研究課題
特別研究員奨励費
現在のうつ病治療における課題の1つは、薬物治療の急性期における治療効果の低さである。そこで本研究は、即効性抗うつ作用をもつR-ケタミンの神経メカニズムを解明し、既存抗うつ薬の作用発現を早める新たな治療戦略を提唱することを目的とする。具体的には、我々がケタミン投与マウスの全脳活動マッピングにより見出した抗うつ作用に関連する候補脳領域の活性化とR-ケタミンやSSRIによる抗うつ作用発現の有無や脳内セロトニン量の増大との関連を解析する。さらに、うつモデルマウスに対する候補脳領域の活動操作とSSRI単回投与を組み合わせること等により、抗うつ作用発現までの時間が短縮されるのかを検証する。

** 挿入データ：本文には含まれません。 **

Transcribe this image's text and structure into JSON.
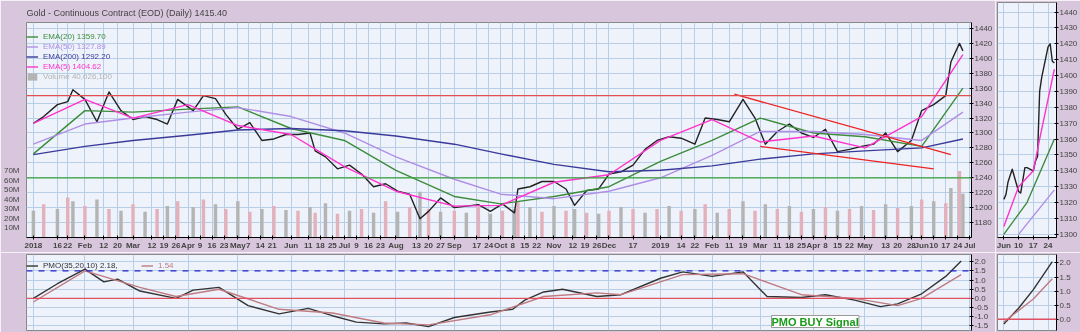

本研究では、R-ケタミンの島皮質を介した神経メカニズムを解明することを目的としている。そこで本年度は、以下の成果を得た。①再社会化マウスの島皮質の経時的神経活動計測社会的隔離は、新奇マウスに対する恐怖反応を誘発することから、マウスを隔離飼育の後に群飼育に戻し再社会化させ、島皮質の神経活動に与える影響を検討した。ファイバーフォトメトリ法により社会性行動時の島皮質の神経活動を解析した結果、再社会化マウスは、隔離飼育マウスと同様に、物体やマウスとの接触時の神経活動の差が減弱しており、R-ケタミン投与によりマウス接触時の神経活動が有意に強く活動した。よって、社会的恐怖反応はR-ケタミンによる島皮質活性化に影響しないと考えられる。また、この活性化作用がマウスの区別に関与するかを検討すると、新奇マウスに対してケージメイトよりも有意に強い反応を示した。このことから、R-ケタミンにより回復する島皮質の神経活動が他者を区別する機能にも関与する可能性がある。②島皮質活性化のメカニズムの探索R-ケタミンの島皮質活性化メカニズムを解析するため、3週齢マウスの島皮質錐体細胞のホールセルパッチクランプ記録を行った。膜電位を-80mVに固定し、R-ケタミン投与前後の電流を測定したが、有意な変化はなかった。これにより、R-ケタミンが島皮質において、リガンド依存性チャネルを介して作用していないことが明らかになった。また、BDNF-TrkBシグナル伝達系が関与を解析するため、TrkBアンタゴニストANA-12処置マウスにR-ケタミンを投与し、行動試験を実施した。その結果、長期隔離飼育マウスにおいて、ANA-12処置はR-ケタミンによる強制水泳試験での抗うつ作用や社会性行動に関連する島皮質の活性化作用に影響せず、R-ケタミンによる島皮質活性化にBDNF-TrkBシグナル伝達系が関与しない可能性が明らかになった。